- Born: 14 February 1946 (age 79) Petworth, Sussex, UK
- Occupation(s): Television producer Presenter

= Mick Robertson =

British children's TV presenter (born 1946)

Michael Robertson (born 14 February 1946 in Petworth, Sussex) is a former presenter of the ITV children's television magazine programme Magpie.

==Early career==
He attended Midhurst Grammar School and trained as a teacher before working in a London play scheme. He then worked as a researcher for Thames Television.

==Children's TV==

He co-presented Magpie from 1972 to 1980, then went on to present an out of school activity programme called Freetime. When Freetime was dropped by ITV in 1985, he helped to establish The Children's Channel, where he presented a show called Roustabout.

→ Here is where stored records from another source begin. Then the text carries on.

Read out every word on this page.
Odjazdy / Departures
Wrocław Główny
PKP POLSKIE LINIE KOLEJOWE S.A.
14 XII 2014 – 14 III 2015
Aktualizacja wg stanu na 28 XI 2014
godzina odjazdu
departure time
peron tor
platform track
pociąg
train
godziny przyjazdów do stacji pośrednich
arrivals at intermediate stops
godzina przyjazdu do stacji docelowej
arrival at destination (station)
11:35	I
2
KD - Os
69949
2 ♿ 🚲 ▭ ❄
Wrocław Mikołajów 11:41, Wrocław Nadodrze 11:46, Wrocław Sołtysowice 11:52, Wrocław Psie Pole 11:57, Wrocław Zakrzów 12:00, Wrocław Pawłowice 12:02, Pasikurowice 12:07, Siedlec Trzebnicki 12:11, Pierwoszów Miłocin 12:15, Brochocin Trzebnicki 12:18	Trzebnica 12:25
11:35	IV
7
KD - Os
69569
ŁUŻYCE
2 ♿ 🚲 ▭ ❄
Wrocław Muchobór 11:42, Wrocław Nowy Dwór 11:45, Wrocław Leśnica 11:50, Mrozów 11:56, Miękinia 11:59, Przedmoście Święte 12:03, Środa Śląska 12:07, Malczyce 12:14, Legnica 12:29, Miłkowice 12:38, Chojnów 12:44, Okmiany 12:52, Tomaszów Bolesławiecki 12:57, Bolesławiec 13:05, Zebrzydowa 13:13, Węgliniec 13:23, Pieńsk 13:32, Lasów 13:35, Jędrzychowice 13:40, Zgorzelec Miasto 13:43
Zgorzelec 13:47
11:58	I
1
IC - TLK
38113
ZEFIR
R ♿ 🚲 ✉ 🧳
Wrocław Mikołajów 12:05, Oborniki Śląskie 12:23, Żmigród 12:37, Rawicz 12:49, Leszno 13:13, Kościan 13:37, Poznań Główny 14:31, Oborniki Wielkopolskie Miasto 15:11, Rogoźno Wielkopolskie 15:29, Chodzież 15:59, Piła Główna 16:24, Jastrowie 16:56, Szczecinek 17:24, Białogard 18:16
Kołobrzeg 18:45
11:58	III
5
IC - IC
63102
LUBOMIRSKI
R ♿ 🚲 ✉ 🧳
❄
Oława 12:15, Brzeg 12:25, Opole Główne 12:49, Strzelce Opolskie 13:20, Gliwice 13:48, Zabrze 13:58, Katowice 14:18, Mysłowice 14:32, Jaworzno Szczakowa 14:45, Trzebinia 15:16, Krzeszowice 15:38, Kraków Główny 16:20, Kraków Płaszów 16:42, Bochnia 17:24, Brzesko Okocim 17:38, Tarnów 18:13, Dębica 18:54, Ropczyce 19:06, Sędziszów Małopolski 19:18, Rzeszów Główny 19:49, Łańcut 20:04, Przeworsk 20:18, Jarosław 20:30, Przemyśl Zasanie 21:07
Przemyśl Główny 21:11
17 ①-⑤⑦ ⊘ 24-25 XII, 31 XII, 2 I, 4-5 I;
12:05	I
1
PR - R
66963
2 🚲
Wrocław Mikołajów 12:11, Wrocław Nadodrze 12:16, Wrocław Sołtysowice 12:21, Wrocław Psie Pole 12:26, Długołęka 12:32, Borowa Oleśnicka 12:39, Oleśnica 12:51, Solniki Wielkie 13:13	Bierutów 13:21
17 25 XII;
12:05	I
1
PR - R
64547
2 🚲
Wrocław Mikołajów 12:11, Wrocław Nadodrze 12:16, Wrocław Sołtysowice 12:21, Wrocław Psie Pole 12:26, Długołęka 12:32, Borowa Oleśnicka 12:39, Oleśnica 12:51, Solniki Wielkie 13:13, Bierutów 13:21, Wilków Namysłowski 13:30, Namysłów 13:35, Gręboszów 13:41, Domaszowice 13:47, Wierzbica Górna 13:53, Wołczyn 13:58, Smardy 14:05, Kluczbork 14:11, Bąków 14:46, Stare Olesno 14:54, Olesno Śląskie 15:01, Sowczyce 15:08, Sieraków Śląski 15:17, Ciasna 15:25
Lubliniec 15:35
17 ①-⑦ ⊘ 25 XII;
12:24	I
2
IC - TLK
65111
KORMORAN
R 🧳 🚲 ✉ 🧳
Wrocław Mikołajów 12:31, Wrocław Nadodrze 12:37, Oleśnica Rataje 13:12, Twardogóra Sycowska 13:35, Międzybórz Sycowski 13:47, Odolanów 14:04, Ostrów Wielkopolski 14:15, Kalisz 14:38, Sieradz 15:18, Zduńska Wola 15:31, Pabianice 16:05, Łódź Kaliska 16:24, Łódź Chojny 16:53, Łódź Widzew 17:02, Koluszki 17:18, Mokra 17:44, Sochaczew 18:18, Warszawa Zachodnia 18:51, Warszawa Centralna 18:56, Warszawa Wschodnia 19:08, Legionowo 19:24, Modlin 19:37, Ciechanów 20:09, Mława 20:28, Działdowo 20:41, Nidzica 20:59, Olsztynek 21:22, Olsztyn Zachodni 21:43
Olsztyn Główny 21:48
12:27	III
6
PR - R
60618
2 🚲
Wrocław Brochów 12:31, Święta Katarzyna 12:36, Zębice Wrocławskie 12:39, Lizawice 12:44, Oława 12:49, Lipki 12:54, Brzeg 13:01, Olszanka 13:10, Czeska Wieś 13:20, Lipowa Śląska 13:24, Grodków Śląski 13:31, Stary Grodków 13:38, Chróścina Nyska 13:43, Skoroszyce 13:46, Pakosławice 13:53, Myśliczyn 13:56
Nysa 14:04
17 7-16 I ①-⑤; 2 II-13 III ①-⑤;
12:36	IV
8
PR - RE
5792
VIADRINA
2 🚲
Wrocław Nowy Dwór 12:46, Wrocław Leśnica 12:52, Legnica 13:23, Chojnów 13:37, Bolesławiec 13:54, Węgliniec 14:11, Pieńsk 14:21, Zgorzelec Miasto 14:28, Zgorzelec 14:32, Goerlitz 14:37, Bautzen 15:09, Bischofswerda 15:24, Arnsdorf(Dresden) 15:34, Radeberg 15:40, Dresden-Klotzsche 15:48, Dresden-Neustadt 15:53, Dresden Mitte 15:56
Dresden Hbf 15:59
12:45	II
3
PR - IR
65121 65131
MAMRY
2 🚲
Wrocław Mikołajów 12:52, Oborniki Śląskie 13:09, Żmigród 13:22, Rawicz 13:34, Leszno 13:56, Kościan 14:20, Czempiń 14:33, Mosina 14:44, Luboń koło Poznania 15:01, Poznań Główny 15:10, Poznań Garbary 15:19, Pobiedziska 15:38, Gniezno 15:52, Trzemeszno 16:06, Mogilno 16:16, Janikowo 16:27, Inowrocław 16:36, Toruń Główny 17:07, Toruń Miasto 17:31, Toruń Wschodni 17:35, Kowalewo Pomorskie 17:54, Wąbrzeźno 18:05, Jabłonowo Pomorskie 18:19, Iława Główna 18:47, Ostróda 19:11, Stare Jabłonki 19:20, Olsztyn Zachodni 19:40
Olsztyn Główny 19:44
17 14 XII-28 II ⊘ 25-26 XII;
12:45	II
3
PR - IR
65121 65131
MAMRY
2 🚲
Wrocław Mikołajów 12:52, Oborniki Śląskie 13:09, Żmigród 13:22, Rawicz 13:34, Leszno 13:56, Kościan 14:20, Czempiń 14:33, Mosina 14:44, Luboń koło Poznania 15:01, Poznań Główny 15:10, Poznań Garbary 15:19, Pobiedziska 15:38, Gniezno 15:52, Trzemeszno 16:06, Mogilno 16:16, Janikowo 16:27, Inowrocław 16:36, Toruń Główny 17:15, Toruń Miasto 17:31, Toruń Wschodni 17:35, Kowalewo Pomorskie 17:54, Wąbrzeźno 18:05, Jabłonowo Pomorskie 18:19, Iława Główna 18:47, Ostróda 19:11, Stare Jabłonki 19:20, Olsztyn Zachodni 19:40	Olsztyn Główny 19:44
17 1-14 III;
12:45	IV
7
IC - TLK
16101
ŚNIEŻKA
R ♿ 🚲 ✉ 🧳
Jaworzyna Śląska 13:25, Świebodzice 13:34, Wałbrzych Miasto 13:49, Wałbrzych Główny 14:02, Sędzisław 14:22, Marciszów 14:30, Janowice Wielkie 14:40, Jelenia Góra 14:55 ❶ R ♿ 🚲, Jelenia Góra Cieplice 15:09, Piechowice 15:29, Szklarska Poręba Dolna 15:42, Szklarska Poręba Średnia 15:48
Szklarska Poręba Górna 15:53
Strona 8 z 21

Since the 1980s he has produced television programmes for children, including the series Wise Up and Blunt, and has won several Children's BAFTAs. In 2007, he was awarded the Special Award Children's BAFTA for his work in television. Accepting his award he said

I am hugely proud to be receiving my Bafta award. My television career has been entirely spent in making programmes for children. There is no more important audience. ...All my programmes have been in the factual entertainment genre which is fast disappearing from children's screens because of its minority appeal. ...I hope ways will be found to support factual television for children in the future. They should always enjoy a rich and varied viewing choice.